As part of a series profiling retailers in their twenties, we heard from Michaela Longstaff, 28. Longstaff comes from a long family history of retailing and she’s always taken a hands-on approach to running her business, Mikko Shoes. The company specialises in European footwear and has five stores across New Zealand.
What’s your background?
I studied a Bachelor of Fashion Design at AUT, which refined my creative side and my passion for all things fashion and lifestyle. Coming from a family of retailers where the conversation around the dinner table always ended up in that direction meant it was a natural progression for me to move toward fashion retail.
What business support have you had since you started your business?
My family has been fundamental business support and helping to keep me on track. There are a lot of relationships that my family has built over the years that I continue to support, which is a great help.
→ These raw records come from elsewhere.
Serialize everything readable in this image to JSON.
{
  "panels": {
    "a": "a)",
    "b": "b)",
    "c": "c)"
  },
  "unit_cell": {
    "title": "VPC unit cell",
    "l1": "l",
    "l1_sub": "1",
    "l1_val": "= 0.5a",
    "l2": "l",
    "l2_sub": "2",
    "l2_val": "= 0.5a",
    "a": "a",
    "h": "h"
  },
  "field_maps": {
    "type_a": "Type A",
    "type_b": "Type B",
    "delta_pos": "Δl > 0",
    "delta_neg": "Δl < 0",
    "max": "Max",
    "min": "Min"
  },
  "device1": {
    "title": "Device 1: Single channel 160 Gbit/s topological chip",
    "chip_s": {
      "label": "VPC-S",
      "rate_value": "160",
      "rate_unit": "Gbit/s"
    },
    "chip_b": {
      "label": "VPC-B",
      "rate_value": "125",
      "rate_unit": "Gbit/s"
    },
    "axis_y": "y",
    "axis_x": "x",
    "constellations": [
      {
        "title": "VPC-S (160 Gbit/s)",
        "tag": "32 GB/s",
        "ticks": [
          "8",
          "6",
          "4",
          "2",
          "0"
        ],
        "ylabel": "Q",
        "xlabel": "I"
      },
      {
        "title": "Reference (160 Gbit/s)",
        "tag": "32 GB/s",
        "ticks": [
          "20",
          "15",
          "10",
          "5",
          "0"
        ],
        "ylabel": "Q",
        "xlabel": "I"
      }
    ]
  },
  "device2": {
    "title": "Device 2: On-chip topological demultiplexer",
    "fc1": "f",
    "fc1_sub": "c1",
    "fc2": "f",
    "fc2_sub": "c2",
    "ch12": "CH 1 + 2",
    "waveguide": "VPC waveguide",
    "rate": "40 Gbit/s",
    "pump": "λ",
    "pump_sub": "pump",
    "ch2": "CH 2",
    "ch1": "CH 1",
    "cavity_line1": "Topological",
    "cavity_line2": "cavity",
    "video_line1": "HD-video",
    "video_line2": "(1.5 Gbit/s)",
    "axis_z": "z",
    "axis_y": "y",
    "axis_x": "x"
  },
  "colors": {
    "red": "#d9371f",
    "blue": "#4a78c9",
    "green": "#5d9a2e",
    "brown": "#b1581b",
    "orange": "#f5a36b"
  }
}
Has your age been much of a factor in running the business?
I think perhaps being a young person, very engaged with the state of ‘now’ means that I don’t have any hang ups about how things used to be.
I do a lot of research and make decisions on what is right for our business at the time. I am open to new technology and systems, which is very powerful.
I think my perspective in a buying sense has contributed to our success too. I don’t believe that women should be put in a box due to their age. Everyone has the right to look stylish no matter what age they are.
What drove you to start the business?
I think it was a bit of naivety and a lot of hope. I wanted to make a difference and to be creative while maintaining a commercial business. Being my own boss came in to it. It enables me with creative freedom and fun along the way. On a practical note it was about providing women with a solution. I am still very passionate about providing women with shoes that not only feel amazing, but look great too!
How creative do you have to be in terms of marketing these days? Does traditional marketing still work?
Traditional marketing has its place; but there are so many options available now and consumers are savvy. It is about telling your story and connecting with customers on a different level that does require some creativity and experimenting.
As a smaller size family business we have to be creative with our budget too as we have to make every dollar work for us.
Where do you want to take your business?
It’s an evolving process. I don’t think there is a magic number of stores or business size. It is all about reacting to the market and moving with the customer. This is a luxury we have as a family-owned business; we can react to the market and make decisions quickly.
We are spending time investing in our team and making sure our product is right. Getting the basic right is what I believe to be one of the key successes for any business.
What wisdom and skills can young retailers bring to the industry?
Wisdom may be the one thing young retailers lack, but we make up for it in many other ways. It is important for young retailers to remember that we don’t know everything and that we need to surround ourselves with talented people who hold the same values and support us.
Age is just a number, it’s about the way you approach your business or your role that matters. I employ people of all ages, who bring different skills and passion which is very inspiring.
Any suggestions on how different demographics can work together in retail?
All ages have something to offer in retail, whether it is advice through experience or new ideas and fresh thinking.
We need to be open to new ideas and change when required, but we must respect experience and tried and true ideas. The fundamentals of retail haven’t changed for hundreds of years and it is important to remember that before rushing off in a new direction. Somebody has probably been there before and can have a lot of valuable insight to share.